Some of the bystanders tossed a few nasty remarks in our direction, but we ignored them. One seemed to be recording us with his cell phone. Well, good. If this turned out well, maybe we’d get some positive press for a change.

Dahlia held her palms out toward the inferno and closed her eyes. The direction of the wind shifted a little as she pulled the core heat of the fire toward herself. Hot air rushed around us, and I kept it as contained as possible while Dahlia absorbed the blaze. The leaping flames shortened, pulled back. Sweat broke out over her skin, and she was breathing harder through her mouth.

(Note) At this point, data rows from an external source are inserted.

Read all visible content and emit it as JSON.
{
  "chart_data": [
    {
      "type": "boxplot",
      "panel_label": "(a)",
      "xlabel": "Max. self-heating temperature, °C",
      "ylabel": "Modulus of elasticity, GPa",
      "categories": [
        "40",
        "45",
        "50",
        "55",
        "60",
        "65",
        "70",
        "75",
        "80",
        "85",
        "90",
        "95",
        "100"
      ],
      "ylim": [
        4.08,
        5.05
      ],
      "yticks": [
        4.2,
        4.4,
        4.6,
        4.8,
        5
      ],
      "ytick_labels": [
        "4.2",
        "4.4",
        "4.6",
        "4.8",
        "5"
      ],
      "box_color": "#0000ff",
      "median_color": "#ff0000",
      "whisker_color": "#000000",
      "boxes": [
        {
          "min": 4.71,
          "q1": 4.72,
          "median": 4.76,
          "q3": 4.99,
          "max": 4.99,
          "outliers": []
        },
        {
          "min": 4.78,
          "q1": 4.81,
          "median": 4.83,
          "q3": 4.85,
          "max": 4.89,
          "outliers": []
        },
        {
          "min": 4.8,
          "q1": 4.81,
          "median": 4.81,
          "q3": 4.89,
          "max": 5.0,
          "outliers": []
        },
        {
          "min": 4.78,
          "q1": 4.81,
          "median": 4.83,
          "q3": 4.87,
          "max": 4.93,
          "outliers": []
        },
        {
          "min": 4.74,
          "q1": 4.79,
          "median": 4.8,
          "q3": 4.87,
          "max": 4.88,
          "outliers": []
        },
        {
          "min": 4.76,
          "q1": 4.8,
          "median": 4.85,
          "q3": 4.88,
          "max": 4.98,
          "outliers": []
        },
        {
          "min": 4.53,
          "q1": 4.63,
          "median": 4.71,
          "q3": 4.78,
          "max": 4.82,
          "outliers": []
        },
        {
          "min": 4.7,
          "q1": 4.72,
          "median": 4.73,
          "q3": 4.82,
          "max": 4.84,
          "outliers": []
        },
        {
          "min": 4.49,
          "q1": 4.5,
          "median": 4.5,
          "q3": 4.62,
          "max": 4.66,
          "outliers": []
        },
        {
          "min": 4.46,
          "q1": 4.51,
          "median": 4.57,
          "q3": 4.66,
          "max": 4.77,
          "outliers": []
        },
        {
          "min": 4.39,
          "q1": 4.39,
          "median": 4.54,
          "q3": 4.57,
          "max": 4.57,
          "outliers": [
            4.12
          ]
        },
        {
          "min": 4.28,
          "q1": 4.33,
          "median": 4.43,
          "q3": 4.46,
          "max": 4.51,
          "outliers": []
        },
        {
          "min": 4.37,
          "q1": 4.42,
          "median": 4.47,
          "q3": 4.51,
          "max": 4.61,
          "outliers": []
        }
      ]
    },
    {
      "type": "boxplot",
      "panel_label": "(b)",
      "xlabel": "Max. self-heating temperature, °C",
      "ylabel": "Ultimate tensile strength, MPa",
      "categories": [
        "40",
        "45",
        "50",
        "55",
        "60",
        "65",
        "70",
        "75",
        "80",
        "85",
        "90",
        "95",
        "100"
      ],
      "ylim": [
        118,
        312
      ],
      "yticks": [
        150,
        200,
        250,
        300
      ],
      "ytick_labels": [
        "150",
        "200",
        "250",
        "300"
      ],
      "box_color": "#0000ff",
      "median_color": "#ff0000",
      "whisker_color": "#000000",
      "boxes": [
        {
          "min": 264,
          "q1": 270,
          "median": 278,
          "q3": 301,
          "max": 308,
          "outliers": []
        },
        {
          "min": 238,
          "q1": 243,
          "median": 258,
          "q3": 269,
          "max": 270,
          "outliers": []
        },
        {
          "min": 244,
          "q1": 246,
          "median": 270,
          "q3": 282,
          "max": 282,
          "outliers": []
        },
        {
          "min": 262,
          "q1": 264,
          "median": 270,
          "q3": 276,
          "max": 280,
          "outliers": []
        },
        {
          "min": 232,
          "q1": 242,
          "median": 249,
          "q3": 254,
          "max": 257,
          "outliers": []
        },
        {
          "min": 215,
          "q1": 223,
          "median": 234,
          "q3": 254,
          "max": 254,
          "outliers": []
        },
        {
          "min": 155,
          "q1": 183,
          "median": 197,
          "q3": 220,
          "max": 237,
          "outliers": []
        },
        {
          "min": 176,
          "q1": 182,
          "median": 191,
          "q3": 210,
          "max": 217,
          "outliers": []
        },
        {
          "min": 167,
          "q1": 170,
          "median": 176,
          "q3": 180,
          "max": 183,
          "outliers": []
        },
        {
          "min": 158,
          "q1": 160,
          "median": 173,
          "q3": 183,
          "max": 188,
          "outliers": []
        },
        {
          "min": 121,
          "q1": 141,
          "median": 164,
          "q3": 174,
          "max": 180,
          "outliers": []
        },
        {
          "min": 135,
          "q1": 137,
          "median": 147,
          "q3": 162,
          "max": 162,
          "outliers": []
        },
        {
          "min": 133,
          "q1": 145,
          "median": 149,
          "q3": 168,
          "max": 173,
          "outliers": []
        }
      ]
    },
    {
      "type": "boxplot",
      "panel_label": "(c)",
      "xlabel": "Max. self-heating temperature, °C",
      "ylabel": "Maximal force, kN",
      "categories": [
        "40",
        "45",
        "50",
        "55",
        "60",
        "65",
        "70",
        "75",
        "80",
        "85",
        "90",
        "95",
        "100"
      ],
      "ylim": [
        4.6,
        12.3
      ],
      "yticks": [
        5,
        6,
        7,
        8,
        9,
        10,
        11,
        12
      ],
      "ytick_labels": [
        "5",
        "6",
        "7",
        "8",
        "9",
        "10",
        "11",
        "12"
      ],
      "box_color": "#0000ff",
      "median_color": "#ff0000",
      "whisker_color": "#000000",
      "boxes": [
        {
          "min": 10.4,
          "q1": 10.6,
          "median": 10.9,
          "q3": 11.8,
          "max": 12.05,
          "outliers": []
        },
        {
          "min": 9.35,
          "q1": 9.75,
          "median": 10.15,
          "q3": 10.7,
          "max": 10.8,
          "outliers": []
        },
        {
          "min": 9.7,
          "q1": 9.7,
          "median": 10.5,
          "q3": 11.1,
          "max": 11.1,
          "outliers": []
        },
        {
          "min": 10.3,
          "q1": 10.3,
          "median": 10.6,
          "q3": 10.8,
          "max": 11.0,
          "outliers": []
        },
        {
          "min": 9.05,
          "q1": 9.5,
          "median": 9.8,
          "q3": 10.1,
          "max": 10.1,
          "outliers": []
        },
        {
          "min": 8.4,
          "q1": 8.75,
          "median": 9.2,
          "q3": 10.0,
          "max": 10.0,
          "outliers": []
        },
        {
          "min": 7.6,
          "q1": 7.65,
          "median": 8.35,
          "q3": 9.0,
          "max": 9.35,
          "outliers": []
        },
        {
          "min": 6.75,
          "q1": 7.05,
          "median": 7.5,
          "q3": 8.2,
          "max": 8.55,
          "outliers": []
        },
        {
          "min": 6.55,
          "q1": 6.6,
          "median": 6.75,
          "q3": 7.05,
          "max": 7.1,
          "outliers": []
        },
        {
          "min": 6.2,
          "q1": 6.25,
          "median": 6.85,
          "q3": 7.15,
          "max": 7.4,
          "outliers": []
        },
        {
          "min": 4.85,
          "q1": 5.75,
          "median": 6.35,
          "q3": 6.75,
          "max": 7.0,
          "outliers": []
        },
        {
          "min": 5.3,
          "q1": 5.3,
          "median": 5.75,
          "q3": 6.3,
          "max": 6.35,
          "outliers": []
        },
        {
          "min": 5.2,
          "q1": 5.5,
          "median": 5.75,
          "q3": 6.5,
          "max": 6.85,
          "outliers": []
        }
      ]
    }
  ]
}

The gasoline. Accelerants got into her system and made for a pretty harsh postfire hangover. By the time she’d doused the final flame, she was the color of a clamshell. Then she dropped to her knees and vomited onto the split pavement. Behind us, a few people clapped and cheered. I knelt down and held her while her body expelled the poisons she’d absorbed along with the fire’s heat.

My com crackled in my ear, and then a desperate voice said, <Hello? Can you guys hear me? It’s Denny.>

“Denny, it’s Tempest,” I said. “Are you okay?”

<Yeah, just shaken up. But the house, some of it collapsed and I can’t find Scott or Dr. Kinsey anywhere.>

Fear crept up my spine on icy fingers. “I’m on my way back with Dahlia. We’ll be there soon. Don’t go back in the house until we get there.”

<Okay.>

I helped Dahlia stand up.

“Hey!” someone yelled from the far side of the street. “There’re houses on fire over on Whittier.”

“We’ll come back,” I replied. “We have another emergency.”

The shouter was the man with the cell phone. “These are people’s homes.”

“I’m sorry.”

And I was. I didn’t want to leave those people behind to battle fires when the roads were too torn up to allow fire trucks to pass. But we had to help our friends first. I had to know Aaron was okay.

As I lifted us up into the air, cell phone guy shouted out, “Cowards!”

So much for positive evening news coverage.